僕はすぐに諦めて、ナースステーションにジャンプを預けた。名前を聞かれたので、「ツムグ、と言ってくれたらあいつはわかります」とだけ言付けて、僕は一礼して、エレベーターへと向かった。
一階にたどり着いたとき、僕はふと、喉の渇きを覚えた。さっき一緒に買えばよかったな、と売店へ向かう。自動販売機でもいいのだが、紙パックばかりで、この場で飲んでから帰らなければならない。
冷蔵の棚の中に、びっしりと詰められているのは麦茶だった。なるほど、ノンカフェインで、患者の多くが口にできる。回転もいいのだろう。実際、僕が手を伸ばす前に、パジャマ姿の女性が、扉を開けた。
「あれ?」
病院といえば老人。しかし、麦茶を買おうとしている彼女の髪の毛はふさふさ、艶のある黒だった。若い女性、僕と同年代だろう。彼女の「お願いします」という声に、僕は聞き覚えがあった。
「……濱屋さん?」
学校では髪の毛を結んだり巻いたりしているから、ぴょこりと頭の上で跳ねる寝癖? がついた髪型には違和感があるが、その下にくっついている顔は、愛らしく整っていて、どう見ても美希だった。
声をかけた僕に、彼女は普通の顔をして、振り向いた。
同じクラス、だけじゃない。僕は篤久の親友で、彼女は篤久の元カノ。決してポジティブなものではないが、顔と名前が一致する、というレベルの関係ではない。
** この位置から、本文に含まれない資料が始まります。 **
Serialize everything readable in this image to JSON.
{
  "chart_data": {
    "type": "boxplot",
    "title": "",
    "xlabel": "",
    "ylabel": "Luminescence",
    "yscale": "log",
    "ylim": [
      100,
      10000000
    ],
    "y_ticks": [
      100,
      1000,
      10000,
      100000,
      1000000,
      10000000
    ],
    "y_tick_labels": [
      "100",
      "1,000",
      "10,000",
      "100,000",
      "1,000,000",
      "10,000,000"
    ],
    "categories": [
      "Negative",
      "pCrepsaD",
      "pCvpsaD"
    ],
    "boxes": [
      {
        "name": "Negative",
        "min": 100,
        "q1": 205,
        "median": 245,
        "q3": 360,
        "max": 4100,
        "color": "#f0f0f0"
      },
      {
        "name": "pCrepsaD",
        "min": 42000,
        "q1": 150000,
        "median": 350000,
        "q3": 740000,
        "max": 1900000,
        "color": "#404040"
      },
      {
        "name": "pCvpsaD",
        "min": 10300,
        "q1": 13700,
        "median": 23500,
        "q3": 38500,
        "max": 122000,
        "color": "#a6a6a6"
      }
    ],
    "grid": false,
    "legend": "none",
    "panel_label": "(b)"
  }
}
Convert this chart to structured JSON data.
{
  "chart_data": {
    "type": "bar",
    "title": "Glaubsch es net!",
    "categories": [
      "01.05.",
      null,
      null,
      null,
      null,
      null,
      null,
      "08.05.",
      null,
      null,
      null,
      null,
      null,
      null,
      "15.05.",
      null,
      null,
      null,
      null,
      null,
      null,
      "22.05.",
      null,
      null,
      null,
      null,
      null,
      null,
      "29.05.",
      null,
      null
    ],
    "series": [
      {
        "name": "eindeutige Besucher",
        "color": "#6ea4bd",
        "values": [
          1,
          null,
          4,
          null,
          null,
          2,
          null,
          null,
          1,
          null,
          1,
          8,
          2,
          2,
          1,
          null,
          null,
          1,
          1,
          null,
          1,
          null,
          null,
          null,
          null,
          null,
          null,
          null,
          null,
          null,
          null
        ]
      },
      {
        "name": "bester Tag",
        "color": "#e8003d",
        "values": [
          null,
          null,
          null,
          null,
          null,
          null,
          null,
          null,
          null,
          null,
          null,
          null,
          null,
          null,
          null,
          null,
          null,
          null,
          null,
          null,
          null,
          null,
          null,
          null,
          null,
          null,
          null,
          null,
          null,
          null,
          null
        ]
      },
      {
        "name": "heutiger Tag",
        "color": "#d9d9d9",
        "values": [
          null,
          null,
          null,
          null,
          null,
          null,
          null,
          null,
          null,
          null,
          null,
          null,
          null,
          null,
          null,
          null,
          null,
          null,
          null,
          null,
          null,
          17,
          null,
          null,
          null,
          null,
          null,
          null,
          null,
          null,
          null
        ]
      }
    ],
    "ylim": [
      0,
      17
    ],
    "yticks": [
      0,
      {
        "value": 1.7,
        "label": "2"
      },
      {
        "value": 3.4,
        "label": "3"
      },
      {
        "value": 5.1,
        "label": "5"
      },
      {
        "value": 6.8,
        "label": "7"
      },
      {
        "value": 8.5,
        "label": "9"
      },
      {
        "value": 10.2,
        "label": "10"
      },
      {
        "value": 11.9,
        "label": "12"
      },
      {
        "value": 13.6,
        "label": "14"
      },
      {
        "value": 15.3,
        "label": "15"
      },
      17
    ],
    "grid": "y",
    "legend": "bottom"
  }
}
なのに、美希は不思議そうな顔をして、首を傾げた。会釈に見えなくもないが、ただ単純に、困惑しているだけの顔。
そのまま彼女は、僕と言葉を交わすことをせず、無言で売店を、パタパタとスリッパの音を立てて去って行った。
残された僕は、ただ呆然。
少々やっかいな事情、わだかまりをお互いに抱えているとはいえ、無視をされるのは、気分がよくない。声をかけて損した。
僕は彼女のパジャマの後ろ姿を見送ることしかできなかった。
……パジャマ?
彼女は入院しているのか? 学校では、特に普通だったように思うのだが……。
美希が病院にいた事情に混乱していた僕は、買おうと思っていた麦茶を忘れ、帰路についた。バスに乗ってから、再び喉の渇きを思い出したけれど、もはや家の最寄りに着くまでは、どうしようもない。